Sancho, overjoyed with this gracious answer, returned to his master, to whom he repeated all that the great lady had said to him; praising to the skies, in his clownish phrase, her great beauty and courteous nature.

Don Quixote, pleased with this good beginning, seated himself handsomely in the saddle, fixed his toes in his stirrups, set the beaver of his helmet as he thought best became his face, roused up Rozinante's mettle, and with a graceful assurance moved forwards to kiss the duchess's hand. As soon as Sancho went from her, she sent for the duke, her husband, and gave him an account of Don Quixote's embassy. Thereupon they both attended his coming with a pleasant impatience; for, having read the first part of his history, they were no less desirous to be acquainted with his person; and resolved, as long as he staid with them, to give him his own way, and humour him in all things, treating him still with all the forms essential to the entertainment of a knighterrant; which they were the better able to do, having been much conversant with books of that kind.

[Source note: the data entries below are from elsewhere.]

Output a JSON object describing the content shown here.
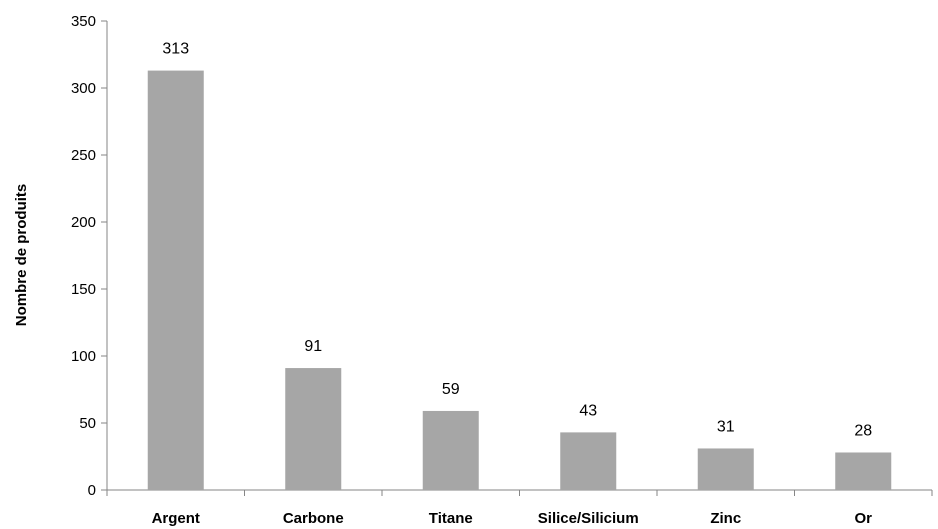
{
  "chart_data": {
    "type": "bar",
    "title": "",
    "xlabel": "",
    "ylabel": "Nombre de produits",
    "categories": [
      "Argent",
      "Carbone",
      "Titane",
      "Silice/Silicium",
      "Zinc",
      "Or"
    ],
    "values": [
      313,
      91,
      59,
      43,
      31,
      28
    ],
    "data_labels": [
      "313",
      "91",
      "59",
      "43",
      "31",
      "28"
    ],
    "ylim": [
      0,
      350
    ],
    "yticks": [
      0,
      50,
      100,
      150,
      200,
      250,
      300,
      350
    ],
    "grid": false,
    "legend": "none",
    "bar_color": "#a6a6a6",
    "axis_color": "#868686"
  }
}
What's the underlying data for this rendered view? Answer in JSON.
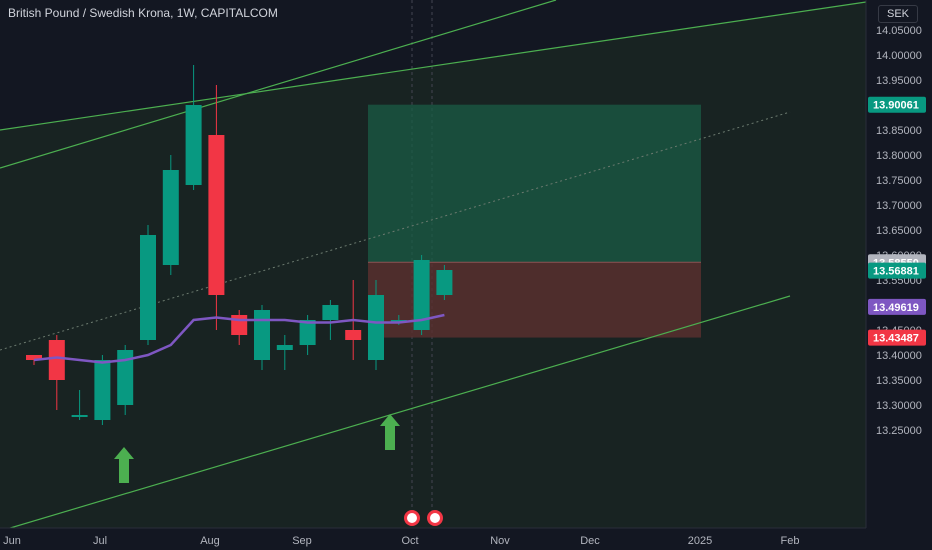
{
  "header": {
    "title": "British Pound / Swedish Krona, 1W, CAPITALCOM",
    "currency": "SEK"
  },
  "colors": {
    "background": "#131722",
    "up": "#089981",
    "down": "#f23645",
    "ma": "#7e57c2",
    "trendline": "#4caf50",
    "arrow": "#4caf50",
    "target_zone": "#1a5c45",
    "stop_zone": "#5c3030",
    "price_label_green": "#089981",
    "price_label_purple": "#7e57c2",
    "price_label_red": "#f23645",
    "price_label_grey": "#b2b5be"
  },
  "chart_data": {
    "type": "candlestick",
    "title": "British Pound / Swedish Krona, 1W, CAPITALCOM",
    "ylim": [
      13.23,
      14.08
    ],
    "y_ticks": [
      "14.05000",
      "14.00000",
      "13.95000",
      "13.90000",
      "13.85000",
      "13.80000",
      "13.75000",
      "13.70000",
      "13.65000",
      "13.60000",
      "13.55000",
      "13.50000",
      "13.45000",
      "13.40000",
      "13.35000",
      "13.30000",
      "13.25000"
    ],
    "x_ticks": [
      "Jun",
      "Jul",
      "Aug",
      "Sep",
      "Oct",
      "Nov",
      "Dec",
      "2025",
      "Feb"
    ],
    "candles": [
      {
        "o": 13.4,
        "h": 13.4,
        "l": 13.38,
        "c": 13.39
      },
      {
        "o": 13.43,
        "h": 13.44,
        "l": 13.29,
        "c": 13.35
      },
      {
        "o": 13.28,
        "h": 13.33,
        "l": 13.27,
        "c": 13.28
      },
      {
        "o": 13.27,
        "h": 13.4,
        "l": 13.26,
        "c": 13.39
      },
      {
        "o": 13.3,
        "h": 13.42,
        "l": 13.28,
        "c": 13.41
      },
      {
        "o": 13.43,
        "h": 13.66,
        "l": 13.42,
        "c": 13.64
      },
      {
        "o": 13.58,
        "h": 13.8,
        "l": 13.56,
        "c": 13.77
      },
      {
        "o": 13.74,
        "h": 13.98,
        "l": 13.73,
        "c": 13.9
      },
      {
        "o": 13.84,
        "h": 13.94,
        "l": 13.45,
        "c": 13.52
      },
      {
        "o": 13.48,
        "h": 13.49,
        "l": 13.42,
        "c": 13.44
      },
      {
        "o": 13.39,
        "h": 13.5,
        "l": 13.37,
        "c": 13.49
      },
      {
        "o": 13.41,
        "h": 13.44,
        "l": 13.37,
        "c": 13.42
      },
      {
        "o": 13.42,
        "h": 13.48,
        "l": 13.4,
        "c": 13.47
      },
      {
        "o": 13.47,
        "h": 13.51,
        "l": 13.43,
        "c": 13.5
      },
      {
        "o": 13.45,
        "h": 13.55,
        "l": 13.39,
        "c": 13.43
      },
      {
        "o": 13.39,
        "h": 13.55,
        "l": 13.37,
        "c": 13.52
      },
      {
        "o": 13.47,
        "h": 13.48,
        "l": 13.46,
        "c": 13.47
      },
      {
        "o": 13.45,
        "h": 13.6,
        "l": 13.44,
        "c": 13.59
      },
      {
        "o": 13.52,
        "h": 13.58,
        "l": 13.51,
        "c": 13.57
      }
    ],
    "ma": [
      13.39,
      13.395,
      13.39,
      13.385,
      13.39,
      13.4,
      13.42,
      13.47,
      13.475,
      13.47,
      13.47,
      13.47,
      13.465,
      13.465,
      13.47,
      13.465,
      13.465,
      13.47,
      13.48
    ],
    "price_labels": [
      {
        "value": 13.90061,
        "label": "13.90061",
        "color": "#089981"
      },
      {
        "value": 13.5855,
        "label": "13.58550",
        "color": "#b2b5be"
      },
      {
        "value": 13.56881,
        "label": "13.56881",
        "color": "#089981"
      },
      {
        "value": 13.49619,
        "label": "13.49619",
        "color": "#7e57c2"
      },
      {
        "value": 13.43487,
        "label": "13.43487",
        "color": "#f23645"
      }
    ],
    "position": {
      "entry": 13.5855,
      "target": 13.90061,
      "stop": 13.43487
    }
  }
}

And now Don Quixote drew nigh with his vizor up; and Sancho, seeing him offer to alight, made all the haste he could to be ready to hold his stirrup: But as ill-luck would have it, as he was throwing his leg over his pack-saddle to get off, he entangled his foot so strangely in the rope that served him instead of a stirrup, that not being able to get it out, he hung by the heel with his nose to the ground.